A monsoon disease, Malaria is mosquito-borne. It’s typically transmitted through the bite of an infected Anopheles mosquito, which carries the Plasmodium parasite. Thereby, when this mosquito bites, the parasite is released into the bloodstream.
The Lancet report outlines how the 86 countries with endemic malaria can achieve ridding themselves of the disease within one generation.
The report says that India is a tropical country which has a high risk of Malaria. With the fourth-highest number of malaria cases in the world, India is likely to be one of the focal points of this effort.

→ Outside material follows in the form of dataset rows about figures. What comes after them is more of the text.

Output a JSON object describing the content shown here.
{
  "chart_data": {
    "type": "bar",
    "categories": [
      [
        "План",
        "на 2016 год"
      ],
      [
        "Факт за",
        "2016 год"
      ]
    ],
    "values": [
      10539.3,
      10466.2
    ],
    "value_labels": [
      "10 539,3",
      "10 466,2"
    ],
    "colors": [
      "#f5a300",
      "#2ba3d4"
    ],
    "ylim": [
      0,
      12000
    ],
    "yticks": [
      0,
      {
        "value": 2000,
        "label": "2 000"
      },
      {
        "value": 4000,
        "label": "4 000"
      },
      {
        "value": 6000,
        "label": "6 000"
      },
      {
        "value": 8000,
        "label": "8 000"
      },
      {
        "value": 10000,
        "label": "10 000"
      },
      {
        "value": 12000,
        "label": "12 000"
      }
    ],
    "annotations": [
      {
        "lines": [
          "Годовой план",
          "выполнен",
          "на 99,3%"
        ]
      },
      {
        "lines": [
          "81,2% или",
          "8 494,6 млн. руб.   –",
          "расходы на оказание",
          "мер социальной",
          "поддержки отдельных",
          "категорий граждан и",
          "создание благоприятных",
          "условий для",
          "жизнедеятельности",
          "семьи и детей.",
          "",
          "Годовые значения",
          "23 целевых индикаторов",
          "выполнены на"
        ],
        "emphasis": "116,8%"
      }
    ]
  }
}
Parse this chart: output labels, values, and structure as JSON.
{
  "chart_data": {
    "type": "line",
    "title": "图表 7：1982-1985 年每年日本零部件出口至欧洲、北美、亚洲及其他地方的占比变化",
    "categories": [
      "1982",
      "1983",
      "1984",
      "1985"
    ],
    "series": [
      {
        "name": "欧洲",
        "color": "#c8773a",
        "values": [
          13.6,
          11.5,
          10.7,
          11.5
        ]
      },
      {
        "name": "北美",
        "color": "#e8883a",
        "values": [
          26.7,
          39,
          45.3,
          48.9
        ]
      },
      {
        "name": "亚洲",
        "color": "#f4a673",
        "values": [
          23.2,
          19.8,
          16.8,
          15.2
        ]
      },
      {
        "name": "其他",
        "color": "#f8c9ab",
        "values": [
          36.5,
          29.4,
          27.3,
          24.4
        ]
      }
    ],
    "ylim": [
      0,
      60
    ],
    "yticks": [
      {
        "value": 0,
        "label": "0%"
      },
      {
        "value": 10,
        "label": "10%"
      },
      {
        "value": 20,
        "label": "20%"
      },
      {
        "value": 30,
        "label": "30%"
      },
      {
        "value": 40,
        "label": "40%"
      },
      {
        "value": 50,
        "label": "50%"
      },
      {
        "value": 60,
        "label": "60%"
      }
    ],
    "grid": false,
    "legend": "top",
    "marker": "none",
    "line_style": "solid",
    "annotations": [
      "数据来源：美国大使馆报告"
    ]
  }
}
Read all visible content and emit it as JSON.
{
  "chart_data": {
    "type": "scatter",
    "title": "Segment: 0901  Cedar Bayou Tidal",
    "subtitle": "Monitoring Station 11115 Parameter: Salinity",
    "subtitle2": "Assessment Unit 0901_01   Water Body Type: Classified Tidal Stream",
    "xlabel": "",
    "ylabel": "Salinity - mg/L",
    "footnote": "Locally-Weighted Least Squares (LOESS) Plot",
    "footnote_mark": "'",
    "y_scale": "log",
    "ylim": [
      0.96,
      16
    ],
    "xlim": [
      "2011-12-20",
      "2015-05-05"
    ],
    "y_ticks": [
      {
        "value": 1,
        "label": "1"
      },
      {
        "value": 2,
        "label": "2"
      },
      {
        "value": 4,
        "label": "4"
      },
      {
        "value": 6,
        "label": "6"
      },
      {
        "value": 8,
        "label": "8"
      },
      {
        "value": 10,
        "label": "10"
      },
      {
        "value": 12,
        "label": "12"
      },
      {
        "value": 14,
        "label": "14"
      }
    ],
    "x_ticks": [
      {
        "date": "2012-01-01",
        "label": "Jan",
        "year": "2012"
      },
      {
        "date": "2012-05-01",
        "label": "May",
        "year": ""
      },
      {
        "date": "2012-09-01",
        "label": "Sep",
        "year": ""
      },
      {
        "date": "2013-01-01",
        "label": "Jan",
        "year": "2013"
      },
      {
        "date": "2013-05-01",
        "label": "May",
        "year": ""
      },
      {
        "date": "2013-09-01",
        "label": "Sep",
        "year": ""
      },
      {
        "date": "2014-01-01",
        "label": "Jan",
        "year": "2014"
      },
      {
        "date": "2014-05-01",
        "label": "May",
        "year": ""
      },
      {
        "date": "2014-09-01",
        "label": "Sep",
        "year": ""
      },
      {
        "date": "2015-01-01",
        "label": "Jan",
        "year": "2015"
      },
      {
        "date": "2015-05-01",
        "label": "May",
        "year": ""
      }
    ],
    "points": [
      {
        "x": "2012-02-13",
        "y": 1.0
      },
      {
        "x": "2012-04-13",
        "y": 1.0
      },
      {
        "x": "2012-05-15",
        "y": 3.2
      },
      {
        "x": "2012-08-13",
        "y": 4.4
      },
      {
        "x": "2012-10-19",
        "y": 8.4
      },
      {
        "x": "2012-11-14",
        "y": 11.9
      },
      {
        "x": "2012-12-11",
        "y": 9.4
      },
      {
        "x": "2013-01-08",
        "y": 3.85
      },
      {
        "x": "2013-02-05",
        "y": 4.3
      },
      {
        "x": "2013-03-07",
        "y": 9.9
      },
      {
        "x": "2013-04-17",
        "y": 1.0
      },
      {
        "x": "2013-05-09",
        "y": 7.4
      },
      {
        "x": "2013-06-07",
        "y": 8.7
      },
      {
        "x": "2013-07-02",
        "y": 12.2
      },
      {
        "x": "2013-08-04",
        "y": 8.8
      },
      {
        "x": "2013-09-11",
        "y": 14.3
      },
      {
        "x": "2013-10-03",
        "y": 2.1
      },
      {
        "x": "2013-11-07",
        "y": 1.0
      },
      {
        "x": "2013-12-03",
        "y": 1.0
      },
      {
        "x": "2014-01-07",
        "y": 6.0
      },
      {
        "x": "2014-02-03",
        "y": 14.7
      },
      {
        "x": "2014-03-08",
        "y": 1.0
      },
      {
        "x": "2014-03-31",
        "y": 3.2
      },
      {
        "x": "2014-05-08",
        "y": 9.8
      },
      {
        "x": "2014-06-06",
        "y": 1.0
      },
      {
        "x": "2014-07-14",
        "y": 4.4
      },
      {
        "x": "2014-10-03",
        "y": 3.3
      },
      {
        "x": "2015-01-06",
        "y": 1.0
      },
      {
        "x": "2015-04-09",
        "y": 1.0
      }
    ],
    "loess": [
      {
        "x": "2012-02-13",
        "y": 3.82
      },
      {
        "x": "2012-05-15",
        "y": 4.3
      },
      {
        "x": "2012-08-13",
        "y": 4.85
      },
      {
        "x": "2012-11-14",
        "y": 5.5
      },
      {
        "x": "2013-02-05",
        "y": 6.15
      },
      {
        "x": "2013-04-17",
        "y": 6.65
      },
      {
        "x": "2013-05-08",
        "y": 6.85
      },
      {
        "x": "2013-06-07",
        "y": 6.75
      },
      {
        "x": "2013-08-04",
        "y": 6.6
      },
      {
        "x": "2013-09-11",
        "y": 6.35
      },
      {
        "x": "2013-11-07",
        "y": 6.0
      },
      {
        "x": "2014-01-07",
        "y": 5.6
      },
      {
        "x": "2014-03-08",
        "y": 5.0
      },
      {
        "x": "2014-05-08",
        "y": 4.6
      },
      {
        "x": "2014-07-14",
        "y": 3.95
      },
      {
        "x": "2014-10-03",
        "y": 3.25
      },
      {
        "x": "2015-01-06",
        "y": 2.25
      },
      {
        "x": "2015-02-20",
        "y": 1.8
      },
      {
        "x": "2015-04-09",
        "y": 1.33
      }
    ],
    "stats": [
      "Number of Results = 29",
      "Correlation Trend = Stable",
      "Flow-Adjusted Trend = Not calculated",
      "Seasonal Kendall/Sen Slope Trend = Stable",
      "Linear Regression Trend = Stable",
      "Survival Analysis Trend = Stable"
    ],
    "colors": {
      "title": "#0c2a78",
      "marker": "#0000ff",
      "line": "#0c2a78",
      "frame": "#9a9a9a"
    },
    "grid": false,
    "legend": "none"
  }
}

Improving the state of public health system and strengthening of private health care system in India is an important recommendation as per the Lancet study.
The National Strategic Plan for Malaria Elimination, launched in 2017, aims to scale up diagnostic testing, treatment, and surveillance, and improve the drug and diagnostics supply chain, training of community workers, and distribution of bed nets, according to a Hindustan Times report last year.
However, these are generalized improvements aimed at controlling the malaria infection, improving diagnosis and treatment, and targeting efforts — not eradication. This is why The Lancet report also offers a unique recommendation to eliminate the disease, taking into account India’s increasingly urbanized malaria scenario: gene drives.
Gene drive is a method of involving genetically modified mosquitoes — either to become resistant to infection by P falciparum or to produce male offspring only, as female mosquitoes are the only ones who bite and thus transfer the parasite. They are a promising measure in the fight to eradicate malaria, and Target Malaria, a non-profit research consortium, is developing one of these gene drives, which offers “the potential to address urban malaria in India,” the report notes.
However, the report writes that gene drives are a controversial step; tweaking the DNA of a living organism — with the goal of reproduction to spread that tweaked DNA until it becomes the organism’s norm — is a fraught topic.
In light to this, Target Malaria, a non-profit research consortium which aims to develop and share technology for malaria control, has currently working with Burkina Faso — the country with the second-highest per capita incidence of malaria, according to The Lancet report. This is to release mosquitoes genetically modified to be sterile. These mosquitoes will do nothing to stop the spread of malaria, but are intended as an initial show of good faith and no harm. It will, in turn, will dispel myths about genetically modified organisms and build public support for a future gene drive.
Gene drives may be an opportunity for India in more ways than one — a chance to eliminate malaria, and a chance to be a leader within an unprecedented ethical debate.